Se a média da Euribor que serve de indexante ao seu crédito for negativa no mês anterior ao período de contagem de juro, então o banco terá de pagar parte do seu capital em dívida se o valor da média for superior ao spread em valor absoluto.

É mais fácil perceber através de exemplos. Se a média da Euribor de referência fixar-se em -0,09%, a prestação de um crédito de 100 mil euros a 20 anos com um spread de 0,29% é de 425,09 euros. O cliente bancário amortiza 408,42 euros do capital em dívida e paga 16,67 euros de juros. Paga juros porque a soma da Euribor com o spread é ainda positiva.

Se a Euribor média descer para -0,29%, igualando o spread em valor absoluto, a taxa de juro relevante é nula. Nesse caso, a prestação é de 416,67 euros, que resulta do capital em dívida (100 mil euros) a dividir pelo número de meses até ao final do empréstimo (240 meses).

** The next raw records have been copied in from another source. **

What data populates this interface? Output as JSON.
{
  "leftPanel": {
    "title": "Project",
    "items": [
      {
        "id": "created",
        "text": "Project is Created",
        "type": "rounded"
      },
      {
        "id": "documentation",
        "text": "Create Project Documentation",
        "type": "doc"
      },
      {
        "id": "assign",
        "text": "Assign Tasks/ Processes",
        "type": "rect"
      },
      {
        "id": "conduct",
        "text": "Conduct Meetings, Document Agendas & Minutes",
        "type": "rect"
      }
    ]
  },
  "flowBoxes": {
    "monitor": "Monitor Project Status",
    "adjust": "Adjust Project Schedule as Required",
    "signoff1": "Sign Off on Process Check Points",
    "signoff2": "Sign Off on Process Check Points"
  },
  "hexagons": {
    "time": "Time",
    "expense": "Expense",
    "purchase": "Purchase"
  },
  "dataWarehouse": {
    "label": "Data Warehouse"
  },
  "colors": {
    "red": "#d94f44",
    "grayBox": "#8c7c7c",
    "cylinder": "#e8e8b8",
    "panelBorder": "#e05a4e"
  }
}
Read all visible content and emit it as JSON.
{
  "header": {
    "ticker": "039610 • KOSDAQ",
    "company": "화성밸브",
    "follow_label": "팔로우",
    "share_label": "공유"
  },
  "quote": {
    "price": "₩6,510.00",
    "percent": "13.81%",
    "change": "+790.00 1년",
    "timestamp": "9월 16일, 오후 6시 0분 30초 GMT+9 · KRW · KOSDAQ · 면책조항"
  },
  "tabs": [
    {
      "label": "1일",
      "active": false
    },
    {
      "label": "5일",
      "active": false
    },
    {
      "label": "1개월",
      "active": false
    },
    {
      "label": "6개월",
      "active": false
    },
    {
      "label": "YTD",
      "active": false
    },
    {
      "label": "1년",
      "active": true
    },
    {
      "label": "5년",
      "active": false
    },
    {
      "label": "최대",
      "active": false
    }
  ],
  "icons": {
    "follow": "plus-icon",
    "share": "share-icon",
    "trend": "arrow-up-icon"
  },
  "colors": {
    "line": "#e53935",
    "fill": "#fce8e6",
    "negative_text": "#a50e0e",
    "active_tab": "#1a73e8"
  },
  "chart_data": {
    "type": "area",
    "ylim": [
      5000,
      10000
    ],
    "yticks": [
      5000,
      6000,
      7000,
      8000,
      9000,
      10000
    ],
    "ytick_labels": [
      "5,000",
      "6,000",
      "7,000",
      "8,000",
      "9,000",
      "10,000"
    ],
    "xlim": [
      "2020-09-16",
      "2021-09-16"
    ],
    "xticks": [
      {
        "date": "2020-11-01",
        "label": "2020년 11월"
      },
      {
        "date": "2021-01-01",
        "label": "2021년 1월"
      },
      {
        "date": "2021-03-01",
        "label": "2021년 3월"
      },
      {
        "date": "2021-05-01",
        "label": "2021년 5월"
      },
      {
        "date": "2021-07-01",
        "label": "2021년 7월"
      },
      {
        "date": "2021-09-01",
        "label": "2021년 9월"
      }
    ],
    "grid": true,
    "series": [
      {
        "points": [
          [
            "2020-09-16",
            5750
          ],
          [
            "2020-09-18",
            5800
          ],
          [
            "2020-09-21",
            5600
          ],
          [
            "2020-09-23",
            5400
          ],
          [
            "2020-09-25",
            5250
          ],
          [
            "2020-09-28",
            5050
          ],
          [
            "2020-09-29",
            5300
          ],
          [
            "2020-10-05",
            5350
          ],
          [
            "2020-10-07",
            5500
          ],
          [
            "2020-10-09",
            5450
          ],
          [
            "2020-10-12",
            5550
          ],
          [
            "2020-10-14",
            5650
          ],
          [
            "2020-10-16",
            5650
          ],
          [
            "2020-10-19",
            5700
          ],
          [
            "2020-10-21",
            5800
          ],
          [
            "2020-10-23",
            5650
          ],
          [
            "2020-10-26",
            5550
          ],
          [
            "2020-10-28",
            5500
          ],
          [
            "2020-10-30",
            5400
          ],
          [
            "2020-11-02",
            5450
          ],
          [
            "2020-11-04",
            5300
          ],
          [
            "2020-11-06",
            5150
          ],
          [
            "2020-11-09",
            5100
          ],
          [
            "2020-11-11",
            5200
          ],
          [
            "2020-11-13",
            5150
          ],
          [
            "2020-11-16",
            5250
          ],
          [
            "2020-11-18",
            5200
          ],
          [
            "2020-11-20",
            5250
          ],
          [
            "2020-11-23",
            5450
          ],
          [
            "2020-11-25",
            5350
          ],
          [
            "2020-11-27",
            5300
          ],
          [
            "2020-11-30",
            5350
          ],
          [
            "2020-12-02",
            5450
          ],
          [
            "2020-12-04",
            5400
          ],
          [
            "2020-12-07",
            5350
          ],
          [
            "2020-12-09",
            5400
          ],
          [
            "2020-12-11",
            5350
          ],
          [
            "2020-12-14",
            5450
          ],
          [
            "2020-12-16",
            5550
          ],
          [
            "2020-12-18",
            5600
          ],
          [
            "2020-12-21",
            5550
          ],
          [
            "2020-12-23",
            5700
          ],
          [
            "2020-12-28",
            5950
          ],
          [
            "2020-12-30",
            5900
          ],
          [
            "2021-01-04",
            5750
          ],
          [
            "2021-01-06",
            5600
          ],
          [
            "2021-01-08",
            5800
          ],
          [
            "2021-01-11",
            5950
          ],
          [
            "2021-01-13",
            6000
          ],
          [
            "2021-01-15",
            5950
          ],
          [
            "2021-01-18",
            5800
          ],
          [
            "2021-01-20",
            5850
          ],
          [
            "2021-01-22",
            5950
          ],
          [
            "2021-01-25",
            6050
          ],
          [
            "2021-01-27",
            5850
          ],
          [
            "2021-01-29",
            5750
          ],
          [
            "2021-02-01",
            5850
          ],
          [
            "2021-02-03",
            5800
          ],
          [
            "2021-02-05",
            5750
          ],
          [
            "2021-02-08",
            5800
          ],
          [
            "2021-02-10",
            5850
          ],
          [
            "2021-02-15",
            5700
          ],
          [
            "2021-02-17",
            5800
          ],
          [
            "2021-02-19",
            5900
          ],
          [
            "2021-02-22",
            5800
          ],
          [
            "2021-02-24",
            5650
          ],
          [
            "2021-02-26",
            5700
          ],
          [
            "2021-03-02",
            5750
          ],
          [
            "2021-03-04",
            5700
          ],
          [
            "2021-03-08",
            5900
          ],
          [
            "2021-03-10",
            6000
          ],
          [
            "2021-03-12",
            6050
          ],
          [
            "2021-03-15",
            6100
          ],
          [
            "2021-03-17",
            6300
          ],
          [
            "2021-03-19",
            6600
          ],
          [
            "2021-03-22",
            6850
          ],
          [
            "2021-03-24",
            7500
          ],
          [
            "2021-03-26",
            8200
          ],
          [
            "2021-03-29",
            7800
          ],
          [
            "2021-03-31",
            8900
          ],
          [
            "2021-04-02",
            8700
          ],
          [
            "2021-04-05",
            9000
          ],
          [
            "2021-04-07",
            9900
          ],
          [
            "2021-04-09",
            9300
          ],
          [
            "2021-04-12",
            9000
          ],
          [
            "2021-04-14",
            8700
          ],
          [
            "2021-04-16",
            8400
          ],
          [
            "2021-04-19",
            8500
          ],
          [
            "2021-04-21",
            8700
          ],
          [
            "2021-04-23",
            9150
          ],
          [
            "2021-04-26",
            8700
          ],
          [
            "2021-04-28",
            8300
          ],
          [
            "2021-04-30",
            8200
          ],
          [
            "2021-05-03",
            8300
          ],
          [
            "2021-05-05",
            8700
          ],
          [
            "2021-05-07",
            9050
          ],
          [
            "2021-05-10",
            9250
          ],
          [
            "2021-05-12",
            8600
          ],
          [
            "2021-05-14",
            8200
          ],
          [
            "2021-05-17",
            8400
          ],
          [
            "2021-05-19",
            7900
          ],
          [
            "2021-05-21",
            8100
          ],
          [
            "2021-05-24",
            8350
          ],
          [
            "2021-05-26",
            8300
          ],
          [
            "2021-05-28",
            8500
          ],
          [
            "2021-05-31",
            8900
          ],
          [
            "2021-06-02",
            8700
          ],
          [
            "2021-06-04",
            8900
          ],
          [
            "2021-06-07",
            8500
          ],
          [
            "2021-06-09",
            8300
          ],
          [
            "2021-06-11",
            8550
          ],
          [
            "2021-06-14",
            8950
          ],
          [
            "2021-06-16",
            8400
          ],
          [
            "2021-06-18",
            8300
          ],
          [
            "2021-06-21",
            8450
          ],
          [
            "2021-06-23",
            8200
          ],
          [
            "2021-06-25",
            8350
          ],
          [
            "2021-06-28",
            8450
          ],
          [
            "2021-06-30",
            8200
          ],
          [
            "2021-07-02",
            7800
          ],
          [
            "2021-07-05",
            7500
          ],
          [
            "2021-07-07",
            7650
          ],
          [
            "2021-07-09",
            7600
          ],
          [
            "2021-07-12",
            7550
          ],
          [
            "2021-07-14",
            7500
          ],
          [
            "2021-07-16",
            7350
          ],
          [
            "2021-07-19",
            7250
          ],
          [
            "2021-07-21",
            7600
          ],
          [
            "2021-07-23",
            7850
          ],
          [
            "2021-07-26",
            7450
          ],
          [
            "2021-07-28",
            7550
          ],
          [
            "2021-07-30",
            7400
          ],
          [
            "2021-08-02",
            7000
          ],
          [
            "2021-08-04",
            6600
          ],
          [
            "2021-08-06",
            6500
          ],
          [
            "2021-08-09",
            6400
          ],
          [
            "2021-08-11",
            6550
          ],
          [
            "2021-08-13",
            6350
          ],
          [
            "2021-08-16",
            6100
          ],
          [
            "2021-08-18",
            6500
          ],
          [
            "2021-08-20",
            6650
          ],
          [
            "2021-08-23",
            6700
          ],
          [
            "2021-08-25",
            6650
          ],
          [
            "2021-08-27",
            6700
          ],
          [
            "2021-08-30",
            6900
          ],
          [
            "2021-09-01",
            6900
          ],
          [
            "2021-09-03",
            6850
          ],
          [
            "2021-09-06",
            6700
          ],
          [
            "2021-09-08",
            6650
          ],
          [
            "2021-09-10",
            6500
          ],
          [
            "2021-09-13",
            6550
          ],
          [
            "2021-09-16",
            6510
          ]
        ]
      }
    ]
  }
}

Se a média da Euribor chegar a -0,5%, a taxa de juro relevante, depois de descontar o spread de 0,29%, é de -0,21%. Assim, a prestação reduz-se para 407,94 euros. Todo este pagamento é para amortizar capital em dívida ao que se acresce uma amortização adicional de 17,50 euros da responsabilidade do banco credor.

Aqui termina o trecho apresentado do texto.